Returning to FIG. 4, step 80 removes the newly manufactured center electrode assembly to an area where it can be automatically inspected. The inspection can either be on-line or off-line and can use, for example, optical techniques to sort and detect for quality rejects. At this point, the process is capable of repeating itself.
The previous description of the noble metal tip has been largely confined to embodiments where it is attached to a center electrode component, however, the noble metal tip could just as easily be attached to a ground electrode component. In such an embodiment, a blind bore is formed on the side surface of the ground electrode in an area proximate the spark gap.

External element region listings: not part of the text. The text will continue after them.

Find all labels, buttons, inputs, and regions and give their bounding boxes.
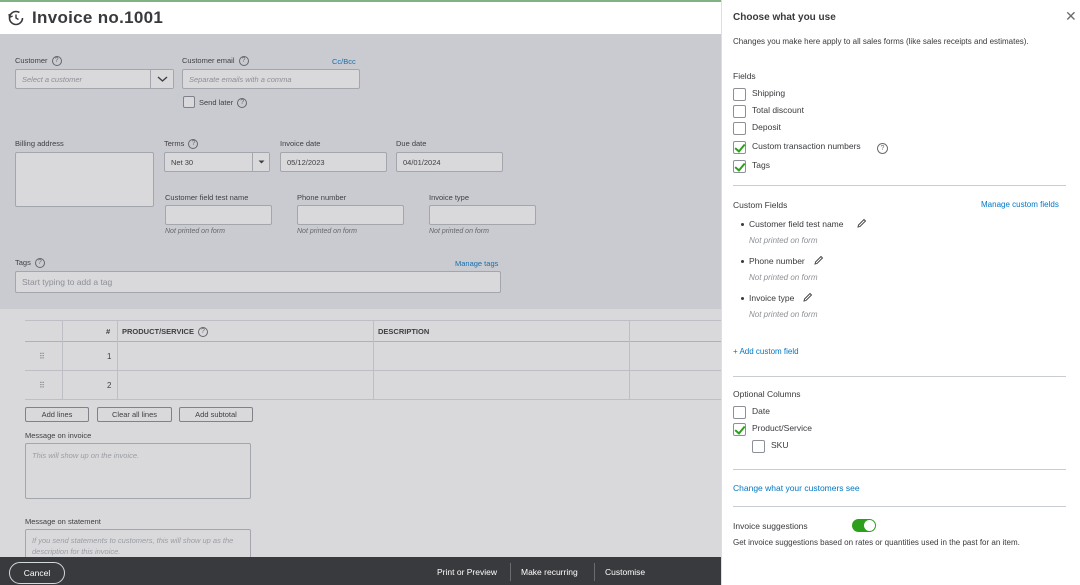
pencil-icon[interactable] [802,292,813,303]
tags-label: Tags [752,160,770,170]
section-divider [733,185,1066,186]
shipping-checkbox[interactable] [733,88,746,101]
fields-heading: Fields [733,71,756,81]
manage-custom-fields-link[interactable]: Manage custom fields [981,200,1059,209]
total-discount-checkbox[interactable] [733,105,746,118]
product-service-column-label: Product/Service [752,423,812,433]
make-recurring-button[interactable]: Make recurring [521,567,578,577]
section-divider [733,376,1066,377]
cancel-button[interactable]: Cancel [9,562,65,584]
date-column-label: Date [752,406,770,416]
close-icon[interactable]: ✕ [1065,9,1077,23]
tags-checkbox[interactable] [733,160,746,173]
add-custom-field-link[interactable]: + Add custom field [733,347,799,356]
bullet [741,260,744,263]
custom-field-name: Phone number [749,256,805,266]
footer-divider [510,563,511,581]
section-divider [733,506,1066,507]
customise-button[interactable]: Customise [605,567,645,577]
date-column-checkbox[interactable] [733,406,746,419]
invoice-suggestions-description: Get invoice suggestions based on rates o… [733,538,1020,547]
optional-columns-heading: Optional Columns [733,389,801,399]
panel-title: Choose what you use [733,12,836,23]
product-service-column-checkbox[interactable] [733,423,746,436]
print-preview-button[interactable]: Print or Preview [437,567,497,577]
customize-panel: Choose what you use ✕ Changes you make h… [721,0,1080,585]
invoice-suggestions-heading: Invoice suggestions [733,521,808,531]
section-divider [733,469,1066,470]
change-customers-see-link[interactable]: Change what your customers see [733,483,860,493]
bullet [741,297,744,300]
deposit-label: Deposit [752,122,781,132]
not-printed-note: Not printed on form [749,273,818,282]
help-icon[interactable]: ? [877,143,888,154]
custom-transaction-numbers-label: Custom transaction numbers [752,141,861,151]
not-printed-note: Not printed on form [749,236,818,245]
custom-transaction-numbers-checkbox[interactable] [733,141,746,154]
total-discount-label: Total discount [752,105,804,115]
modal-dim-overlay[interactable] [0,34,721,557]
pencil-icon[interactable] [856,218,867,229]
panel-description: Changes you make here apply to all sales… [733,37,1029,46]
sku-column-checkbox[interactable] [752,440,765,453]
footer-divider [594,563,595,581]
history-icon[interactable] [7,9,25,27]
deposit-checkbox[interactable] [733,122,746,135]
not-printed-note: Not printed on form [749,310,818,319]
custom-field-name: Customer field test name [749,219,844,229]
invoice-suggestions-toggle[interactable] [852,519,876,532]
pencil-icon[interactable] [813,255,824,266]
custom-fields-heading: Custom Fields [733,200,788,210]
footer-bar: Cancel Print or Preview Make recurring C… [0,557,721,585]
bullet [741,223,744,226]
sku-column-label: SKU [771,440,789,450]
page-title: Invoice no.1001 [32,8,164,27]
shipping-label: Shipping [752,88,786,98]
custom-field-name: Invoice type [749,293,795,303]
toggle-knob [864,520,875,531]
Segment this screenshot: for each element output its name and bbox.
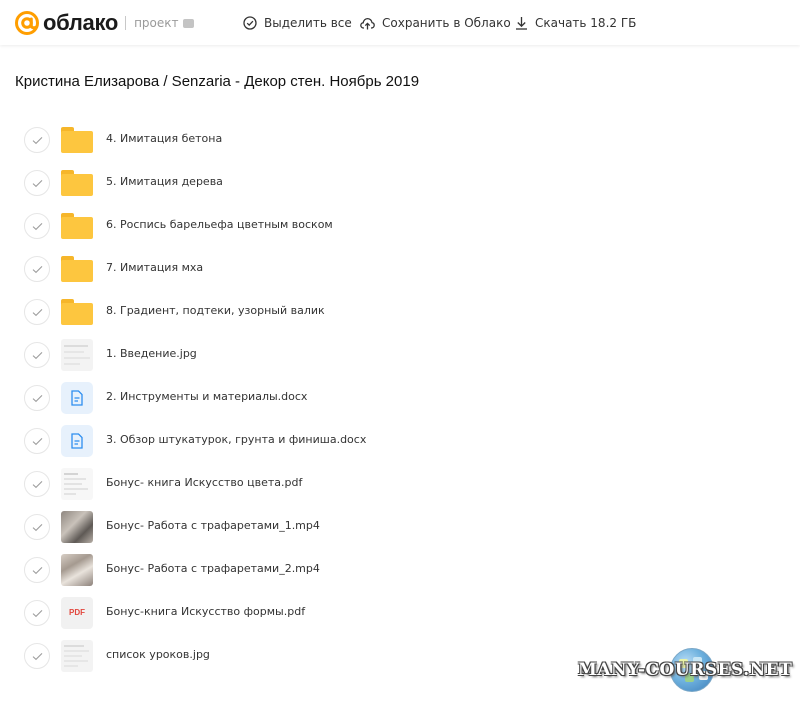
list-item[interactable]: Бонус- Работа с трафаретами_2.mp4 bbox=[0, 547, 800, 590]
file-name[interactable]: 1. Введение.jpg bbox=[106, 347, 197, 360]
list-item[interactable]: 5. Имитация дерева bbox=[0, 160, 800, 203]
select-checkbox[interactable] bbox=[24, 256, 50, 282]
pdf-preview-thumbnail bbox=[61, 468, 93, 500]
file-name[interactable]: 3. Обзор штукатурок, грунта и финиша.doc… bbox=[106, 433, 366, 446]
folder-icon bbox=[61, 124, 93, 156]
check-icon bbox=[32, 610, 43, 618]
logo[interactable]: облако проект bbox=[14, 10, 194, 36]
top-bar: облако проект Выделить все Сохранить в О… bbox=[0, 0, 800, 45]
image-thumbnail bbox=[61, 339, 93, 371]
check-icon bbox=[32, 653, 43, 661]
save-to-cloud-label: Сохранить в Облако bbox=[382, 16, 511, 30]
image-thumbnail bbox=[61, 640, 93, 672]
file-name[interactable]: Бонус- Работа с трафаретами_1.mp4 bbox=[106, 519, 320, 532]
select-checkbox[interactable] bbox=[24, 428, 50, 454]
at-sign-icon bbox=[15, 11, 39, 35]
file-name[interactable]: 2. Инструменты и материалы.docx bbox=[106, 390, 307, 403]
list-item[interactable]: 7. Имитация мха bbox=[0, 246, 800, 289]
download-button[interactable]: Скачать 18.2 ГБ bbox=[515, 13, 636, 33]
select-checkbox[interactable] bbox=[24, 643, 50, 669]
select-all-button[interactable]: Выделить все bbox=[243, 13, 352, 33]
list-item[interactable]: 6. Роспись барельефа цветным воском bbox=[0, 203, 800, 246]
docx-file-icon bbox=[61, 382, 93, 414]
logo-text: облако bbox=[43, 10, 119, 35]
list-item[interactable]: Бонус- Работа с трафаретами_1.mp4 bbox=[0, 504, 800, 547]
select-checkbox[interactable] bbox=[24, 299, 50, 325]
check-icon bbox=[32, 137, 43, 145]
file-name[interactable]: 5. Имитация дерева bbox=[106, 175, 223, 188]
check-icon bbox=[32, 395, 43, 403]
check-icon bbox=[32, 481, 43, 489]
check-icon bbox=[32, 352, 43, 360]
file-name[interactable]: Бонус- Работа с трафаретами_2.mp4 bbox=[106, 562, 320, 575]
file-list: 4. Имитация бетона 5. Имитация дерева 6.… bbox=[0, 117, 800, 676]
select-checkbox[interactable] bbox=[24, 127, 50, 153]
save-to-cloud-button[interactable]: Сохранить в Облако bbox=[360, 13, 511, 33]
watermark: MANY-COURSES.NET bbox=[578, 648, 792, 694]
check-icon bbox=[32, 180, 43, 188]
check-icon bbox=[32, 438, 43, 446]
select-all-label: Выделить все bbox=[264, 16, 352, 30]
download-label: Скачать 18.2 ГБ bbox=[535, 16, 637, 30]
logo-divider bbox=[125, 16, 127, 30]
list-item[interactable]: 8. Градиент, подтеки, узорный валик bbox=[0, 289, 800, 332]
folder-icon bbox=[61, 296, 93, 328]
file-name[interactable]: Бонус-книга Искусство формы.pdf bbox=[106, 605, 305, 618]
check-icon bbox=[32, 567, 43, 575]
watermark-text: MANY-COURSES.NET bbox=[578, 660, 793, 680]
check-icon bbox=[32, 309, 43, 317]
file-name[interactable]: список уроков.jpg bbox=[106, 648, 210, 661]
video-thumbnail bbox=[61, 511, 93, 543]
select-checkbox[interactable] bbox=[24, 385, 50, 411]
video-thumbnail bbox=[61, 554, 93, 586]
pdf-file-icon: PDF bbox=[61, 597, 93, 629]
check-icon bbox=[32, 223, 43, 231]
page-title: Кристина Елизарова / Senzaria - Декор ст… bbox=[15, 73, 420, 90]
vk-badge-icon bbox=[182, 18, 194, 28]
folder-icon bbox=[61, 210, 93, 242]
list-item[interactable]: Бонус- книга Искусство цвета.pdf bbox=[0, 461, 800, 504]
select-checkbox[interactable] bbox=[24, 514, 50, 540]
check-icon bbox=[32, 524, 43, 532]
list-item[interactable]: 3. Обзор штукатурок, грунта и финиша.doc… bbox=[0, 418, 800, 461]
file-name[interactable]: 8. Градиент, подтеки, узорный валик bbox=[106, 304, 325, 317]
select-checkbox[interactable] bbox=[24, 471, 50, 497]
project-label: проект bbox=[134, 16, 179, 30]
select-checkbox[interactable] bbox=[24, 557, 50, 583]
select-checkbox[interactable] bbox=[24, 342, 50, 368]
check-icon bbox=[32, 266, 43, 274]
docx-file-icon bbox=[61, 425, 93, 457]
file-name[interactable]: 6. Роспись барельефа цветным воском bbox=[106, 218, 333, 231]
file-name[interactable]: 7. Имитация мха bbox=[106, 261, 203, 274]
select-checkbox[interactable] bbox=[24, 600, 50, 626]
cloud-upload-icon bbox=[360, 17, 375, 29]
download-icon bbox=[516, 17, 527, 30]
list-item[interactable]: 2. Инструменты и материалы.docx bbox=[0, 375, 800, 418]
folder-icon bbox=[61, 253, 93, 285]
check-circle-icon bbox=[243, 16, 257, 30]
file-name[interactable]: Бонус- книга Искусство цвета.pdf bbox=[106, 476, 302, 489]
list-item[interactable]: 1. Введение.jpg bbox=[0, 332, 800, 375]
list-item[interactable]: PDF Бонус-книга Искусство формы.pdf bbox=[0, 590, 800, 633]
list-item[interactable]: 4. Имитация бетона bbox=[0, 117, 800, 160]
folder-icon bbox=[61, 167, 93, 199]
select-checkbox[interactable] bbox=[24, 170, 50, 196]
select-checkbox[interactable] bbox=[24, 213, 50, 239]
file-name[interactable]: 4. Имитация бетона bbox=[106, 132, 222, 145]
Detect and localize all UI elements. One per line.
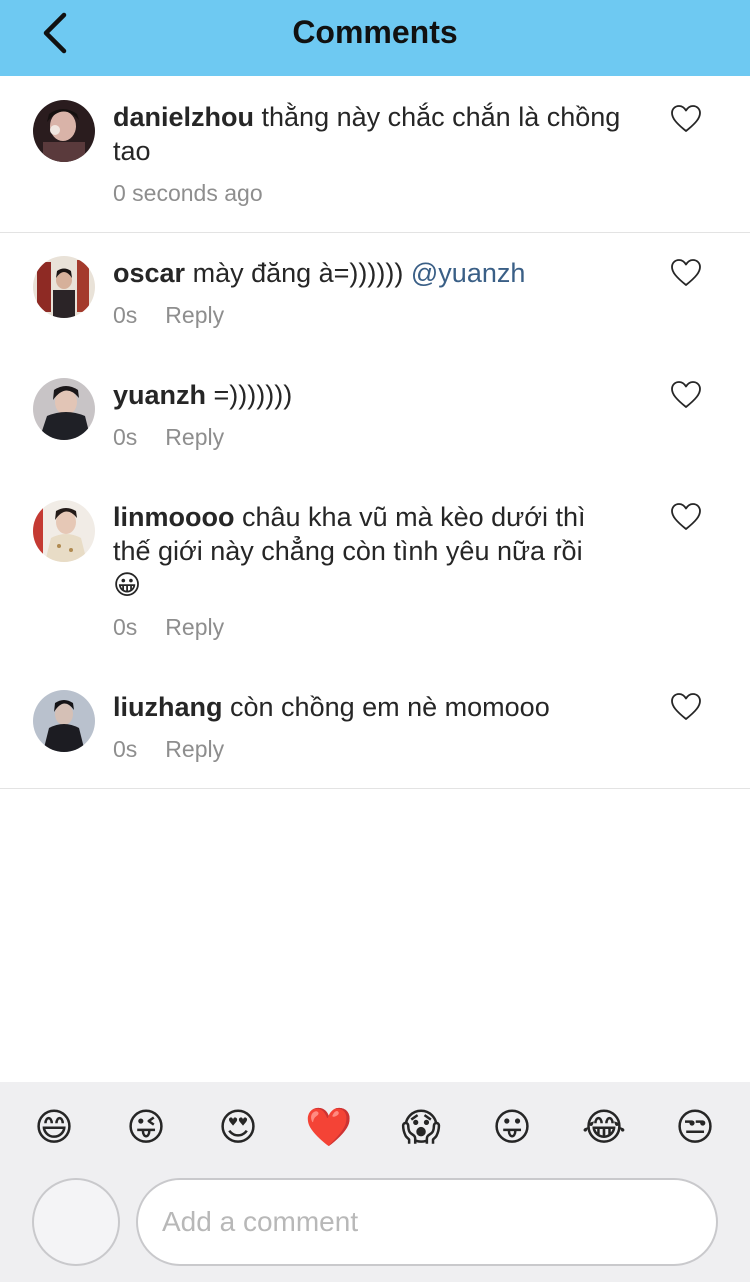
comment-body: mày đăng à=)))))) bbox=[192, 258, 411, 288]
username[interactable]: liuzhang bbox=[113, 692, 223, 722]
header-bar: Comments bbox=[0, 0, 750, 76]
timestamp: 0s bbox=[113, 614, 138, 640]
avatar[interactable] bbox=[33, 378, 95, 440]
caption-block: danielzhou thằng này chắc chắn là chồng … bbox=[0, 76, 750, 233]
heart-icon[interactable] bbox=[670, 502, 702, 532]
mention-link[interactable]: @yuanzh bbox=[411, 258, 525, 288]
username[interactable]: danielzhou bbox=[113, 102, 254, 132]
timestamp: 0s bbox=[113, 424, 138, 450]
comment-meta: 0s Reply bbox=[113, 614, 224, 641]
emoji-button[interactable]: 😍 bbox=[210, 1100, 266, 1156]
heart-icon[interactable] bbox=[670, 258, 702, 288]
reply-button[interactable]: Reply bbox=[165, 736, 224, 763]
list-divider bbox=[0, 788, 750, 789]
emoji-button[interactable]: 😄 bbox=[26, 1100, 82, 1156]
emoji-button[interactable]: 😱 bbox=[393, 1100, 449, 1156]
comment-body: =))))))) bbox=[213, 380, 293, 410]
comment-body: còn chồng em nè momooo bbox=[230, 692, 550, 722]
emoji-button[interactable]: 😂 bbox=[576, 1100, 632, 1156]
comments-screen: Comments danielzhou thằng này chắc chắn … bbox=[0, 0, 750, 1282]
emoji-quick-bar: 😄 😜 😍 ❤️ 😱 😛 😂 😒 bbox=[0, 1100, 750, 1156]
current-user-avatar bbox=[32, 1178, 120, 1266]
avatar[interactable] bbox=[33, 500, 95, 562]
comment-input[interactable] bbox=[136, 1178, 718, 1266]
timestamp: 0s bbox=[113, 736, 138, 762]
username[interactable]: yuanzh bbox=[113, 380, 206, 410]
heart-icon[interactable] bbox=[670, 692, 702, 722]
reply-button[interactable]: Reply bbox=[165, 424, 224, 451]
avatar[interactable] bbox=[33, 690, 95, 752]
composer-bar: 😄 😜 😍 ❤️ 😱 😛 😂 😒 bbox=[0, 1082, 750, 1282]
emoji-button[interactable]: 😒 bbox=[667, 1100, 723, 1156]
avatar[interactable] bbox=[33, 100, 95, 162]
emoji-button[interactable]: 😜 bbox=[118, 1100, 174, 1156]
comment-text: yuanzh =))))))) bbox=[113, 378, 633, 412]
reply-button[interactable]: Reply bbox=[165, 614, 224, 641]
comment-meta: 0 seconds ago bbox=[113, 180, 263, 207]
emoji-button[interactable]: 😛 bbox=[484, 1100, 540, 1156]
emoji-button[interactable]: ❤️ bbox=[301, 1100, 357, 1156]
username[interactable]: linmoooo bbox=[113, 502, 234, 532]
comment-text: oscar mày đăng à=)))))) @yuanzh bbox=[113, 256, 633, 290]
timestamp: 0s bbox=[113, 302, 138, 328]
comment-meta: 0s Reply bbox=[113, 424, 224, 451]
heart-icon[interactable] bbox=[670, 104, 702, 134]
heart-icon[interactable] bbox=[670, 380, 702, 410]
comment-text: liuzhang còn chồng em nè momooo bbox=[113, 690, 633, 724]
avatar[interactable] bbox=[33, 256, 95, 318]
comment-meta: 0s Reply bbox=[113, 302, 224, 329]
comment-text: linmoooo châu kha vũ mà kèo dưới thì thế… bbox=[113, 500, 613, 602]
caption-text: danielzhou thằng này chắc chắn là chồng … bbox=[113, 100, 633, 168]
username[interactable]: oscar bbox=[113, 258, 185, 288]
timestamp: 0 seconds ago bbox=[113, 180, 263, 206]
reply-button[interactable]: Reply bbox=[165, 302, 224, 329]
page-title: Comments bbox=[292, 14, 458, 50]
comment-meta: 0s Reply bbox=[113, 736, 224, 763]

A noble metal tip having an attachment end, a firing end and one or more retention features is then inserted into the blind bore in the ground electrode such that the firing end protrudes from the ground electrode side surface. Other features and manufacturing steps are similar to those already discusses, thus, a repeat explanation has been omitted. Alternatively, the noble metal tip may be attached to the free end surface of the ground electrode. The ground electrode being so positioned to form a radially disposed spark-gap configuration with the center electrode.
It will thus be apparent that there has been provided in accordance with the present invention a noble metal tip for a spark plug electrode and a method of manufacturing the same which achieve the aims and advantages specified herein. It will of course be understood that the foregoing description is of preferred exemplary embodiments of the invention and that the invention is not limited to the specific embodiments shown. For example, it is possible to add, delete or modify certain manufacturing steps from the overview represented in FIG. 4 and still produce a noble metal tip and/or center electrode assembly according to the present invention. Various changes and modifications will become apparent to those skilled in the art and all such variations and modifications are intended to come within the scope of the appended claims.